Indeed, the State concedes that solicitation to deliver cocaine is not an offense under RCW 69.50 and is not itself subject to doubling under that chapter. Instead, the State argues that the underlying crime, delivery of cocaine, is subject to doubling since it is defined under RCW 69.50. Under this rationale, the statutory 10-year maximum sentence for delivery of cocaine is doubled to 20 years due to petitioner’s prior convictions; what was ostensibly a class B felony is transformed by the doubling provision of RCW 69.50.408 into a class A felony. Since the classification of solicitation under RCW Title 9A is ultimately determined by reference to classification of the underlying crime, see RCW 9A.28.020, the State argues the solicitation conviction is also transformed—from a class C felony to a class B felony. The maximum sentence for a class B felony is 10 years. Therefore, according to the State, petitioner’s sentence falls within the allowable range.

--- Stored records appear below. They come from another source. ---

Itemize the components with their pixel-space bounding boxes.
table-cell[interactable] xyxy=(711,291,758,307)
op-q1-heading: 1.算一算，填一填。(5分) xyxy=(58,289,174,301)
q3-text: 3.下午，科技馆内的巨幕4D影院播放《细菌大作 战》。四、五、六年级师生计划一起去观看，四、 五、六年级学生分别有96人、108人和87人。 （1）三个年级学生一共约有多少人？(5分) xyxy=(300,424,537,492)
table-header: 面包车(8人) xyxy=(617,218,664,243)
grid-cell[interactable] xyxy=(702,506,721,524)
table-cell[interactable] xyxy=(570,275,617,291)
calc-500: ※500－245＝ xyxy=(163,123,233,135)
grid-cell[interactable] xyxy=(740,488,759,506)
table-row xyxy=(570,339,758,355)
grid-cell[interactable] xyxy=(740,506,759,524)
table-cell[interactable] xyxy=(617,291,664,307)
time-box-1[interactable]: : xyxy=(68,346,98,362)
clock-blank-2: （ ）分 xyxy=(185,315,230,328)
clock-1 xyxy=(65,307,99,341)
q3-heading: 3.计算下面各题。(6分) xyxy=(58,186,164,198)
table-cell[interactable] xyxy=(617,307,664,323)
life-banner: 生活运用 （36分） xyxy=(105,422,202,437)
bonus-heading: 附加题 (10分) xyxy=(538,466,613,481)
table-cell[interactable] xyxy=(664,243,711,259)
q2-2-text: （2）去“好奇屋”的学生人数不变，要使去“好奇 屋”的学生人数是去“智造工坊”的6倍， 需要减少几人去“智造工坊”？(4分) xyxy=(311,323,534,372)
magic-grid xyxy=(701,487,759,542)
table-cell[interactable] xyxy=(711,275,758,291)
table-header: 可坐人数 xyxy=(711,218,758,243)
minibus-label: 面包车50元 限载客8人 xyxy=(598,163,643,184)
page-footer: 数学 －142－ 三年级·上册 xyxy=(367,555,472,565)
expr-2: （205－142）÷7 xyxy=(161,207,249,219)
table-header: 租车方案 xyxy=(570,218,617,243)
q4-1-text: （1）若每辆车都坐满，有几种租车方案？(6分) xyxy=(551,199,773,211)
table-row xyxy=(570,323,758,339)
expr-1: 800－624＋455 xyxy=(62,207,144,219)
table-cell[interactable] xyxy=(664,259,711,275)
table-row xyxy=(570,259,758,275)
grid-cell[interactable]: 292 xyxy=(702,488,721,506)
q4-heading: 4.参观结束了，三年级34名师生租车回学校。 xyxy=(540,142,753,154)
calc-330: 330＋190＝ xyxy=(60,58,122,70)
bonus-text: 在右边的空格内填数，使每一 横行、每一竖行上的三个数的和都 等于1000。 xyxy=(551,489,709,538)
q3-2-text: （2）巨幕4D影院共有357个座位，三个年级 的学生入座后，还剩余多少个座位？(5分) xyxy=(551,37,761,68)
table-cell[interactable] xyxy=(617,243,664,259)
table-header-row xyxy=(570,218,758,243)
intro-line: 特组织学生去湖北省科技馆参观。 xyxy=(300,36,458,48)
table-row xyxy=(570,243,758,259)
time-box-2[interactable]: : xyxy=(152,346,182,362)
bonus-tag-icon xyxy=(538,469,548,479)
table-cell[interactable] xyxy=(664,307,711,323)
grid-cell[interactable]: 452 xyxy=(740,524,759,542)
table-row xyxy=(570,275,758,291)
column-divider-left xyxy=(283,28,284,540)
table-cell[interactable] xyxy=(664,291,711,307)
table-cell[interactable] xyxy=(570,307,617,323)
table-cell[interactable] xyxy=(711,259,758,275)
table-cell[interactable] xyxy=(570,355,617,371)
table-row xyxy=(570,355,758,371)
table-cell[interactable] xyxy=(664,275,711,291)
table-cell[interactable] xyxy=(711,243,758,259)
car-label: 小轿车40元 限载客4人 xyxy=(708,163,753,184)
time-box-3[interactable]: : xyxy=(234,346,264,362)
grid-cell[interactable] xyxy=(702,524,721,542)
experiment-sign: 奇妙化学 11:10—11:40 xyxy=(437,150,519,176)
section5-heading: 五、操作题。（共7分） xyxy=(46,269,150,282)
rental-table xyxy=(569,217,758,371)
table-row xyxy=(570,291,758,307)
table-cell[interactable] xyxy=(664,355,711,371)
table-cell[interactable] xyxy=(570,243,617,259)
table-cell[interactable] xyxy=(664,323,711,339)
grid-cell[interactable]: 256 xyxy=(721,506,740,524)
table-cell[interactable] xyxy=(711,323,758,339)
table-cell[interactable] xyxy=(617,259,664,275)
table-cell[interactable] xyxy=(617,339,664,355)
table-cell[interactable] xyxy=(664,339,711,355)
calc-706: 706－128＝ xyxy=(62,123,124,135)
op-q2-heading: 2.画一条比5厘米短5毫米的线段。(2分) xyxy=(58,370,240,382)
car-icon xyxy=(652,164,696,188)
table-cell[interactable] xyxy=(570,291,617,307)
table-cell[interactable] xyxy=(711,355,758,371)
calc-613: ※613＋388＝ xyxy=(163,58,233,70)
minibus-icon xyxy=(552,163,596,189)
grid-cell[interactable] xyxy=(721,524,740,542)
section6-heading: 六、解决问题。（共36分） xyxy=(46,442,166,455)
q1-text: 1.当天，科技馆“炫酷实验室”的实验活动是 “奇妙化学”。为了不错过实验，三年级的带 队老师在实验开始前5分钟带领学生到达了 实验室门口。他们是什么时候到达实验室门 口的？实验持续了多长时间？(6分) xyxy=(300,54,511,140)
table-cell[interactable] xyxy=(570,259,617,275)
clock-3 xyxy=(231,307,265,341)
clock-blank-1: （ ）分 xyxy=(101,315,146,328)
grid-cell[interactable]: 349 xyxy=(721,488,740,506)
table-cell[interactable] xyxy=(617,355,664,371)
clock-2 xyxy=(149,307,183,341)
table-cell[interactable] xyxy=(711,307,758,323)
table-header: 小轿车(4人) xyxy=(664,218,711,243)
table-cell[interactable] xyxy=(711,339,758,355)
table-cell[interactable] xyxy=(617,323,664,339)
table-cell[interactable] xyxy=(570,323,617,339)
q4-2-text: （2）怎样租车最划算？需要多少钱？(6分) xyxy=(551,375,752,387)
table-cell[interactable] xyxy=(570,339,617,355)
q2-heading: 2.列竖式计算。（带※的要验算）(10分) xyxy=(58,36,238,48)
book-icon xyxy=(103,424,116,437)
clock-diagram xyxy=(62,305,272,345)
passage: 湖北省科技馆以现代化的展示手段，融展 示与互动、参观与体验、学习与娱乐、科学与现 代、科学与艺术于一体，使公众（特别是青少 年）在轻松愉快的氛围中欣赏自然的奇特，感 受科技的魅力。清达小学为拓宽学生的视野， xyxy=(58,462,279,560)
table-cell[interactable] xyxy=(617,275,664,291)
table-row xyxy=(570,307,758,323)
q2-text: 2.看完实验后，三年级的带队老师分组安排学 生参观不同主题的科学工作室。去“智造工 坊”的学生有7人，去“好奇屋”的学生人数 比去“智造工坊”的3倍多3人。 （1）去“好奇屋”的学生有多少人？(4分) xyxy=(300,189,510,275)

The State’s position, however, is foreclosed by the plain language of RCW 9.94A.035, which explicitly requires classification of felonies not defined under RCW Title 9A to be calculated by the maximum sentence as if “upon a first conviction of such felony.” This makes sense, since classification of any felony is not determined by reference to the particular defendant’s criminal history but by the nature of the offense generally. Here, the maximum sentence for a first conviction of delivery of cocaine is 10 years, a class B felony. RCW 69.50.401(a)(l)(i); RCW
Accordingly, we hold the sentencing doubling provisions of RCW 69.50.408 do not apply, either directly or indirectly, to convert the statutory maximum for petitioner’s present conviction from 5 years into 10 years.
The petition is granted. Reversed and remanded with instructions to resentence petitioner to a term not to exceed five years, with credit for time served.
Guy, C.J., and Durham, Smith, Madsen, Alexander, Tal-madge, Sanders, and Ireland, JJ., concur.
Reconsideration denied June 29, 1999.
Petitioner’s sentence was calculated under RCW 9.94A.410 (standard range sentence for inchoate offenses is calculated at 75 percent of the standard range for the completed offense). See also RCW 9.94A.310(2) (same). Here, petitioner’s offender score and the seriousness level of the completed offense of delivery of cocaine yielded a standard range sentence of 108-144 months for the completed crime. Thus, petitioner’s presumptive sentence for solicitation to deliver cocaine was 81-108 months. However, where the presumptive standard range “exceeds the statutory maximum sentence for the offense, the statutory maximum sentence shall be the presumptive sentence.” RCW 9.94A.420. Since the maximum sentence for solicitation to deliver cocaine is 5 years, petitioner’s presumptive sentence should have been 60 months rather than 81-108 months.
Based on our disposition of this case, we need not address the Court of Appeals’ holding “that RCW 69.50.408 is neither discretionary nor a sentence enhancement but rather a provision that automatically doubles the statutory maximum sentence for convictions under RCW 69.50 when the defendant has a prior conviction under that statute.” Hopkins, 89 Wn. App. at 203.
Under prevailing law, petitioner would arguably be better off being sentenced under RCW 69.50. See Mendoza, 63 Wn. App. at 376-78 (Because RCW 69.50 includes no sentencing directions such as those contained in RCW 9.94A.410 and RCW 9.94A.310(2), it is impossible to determine the seriousness level of inchoate crimes charged under RCW 69.50. Therefore, RCW 9.94A.120(6) [now RCW 9.94A.120(7)] must apply. Under that statute, sentences for “unranked” offenses may not generally exceed 12 months.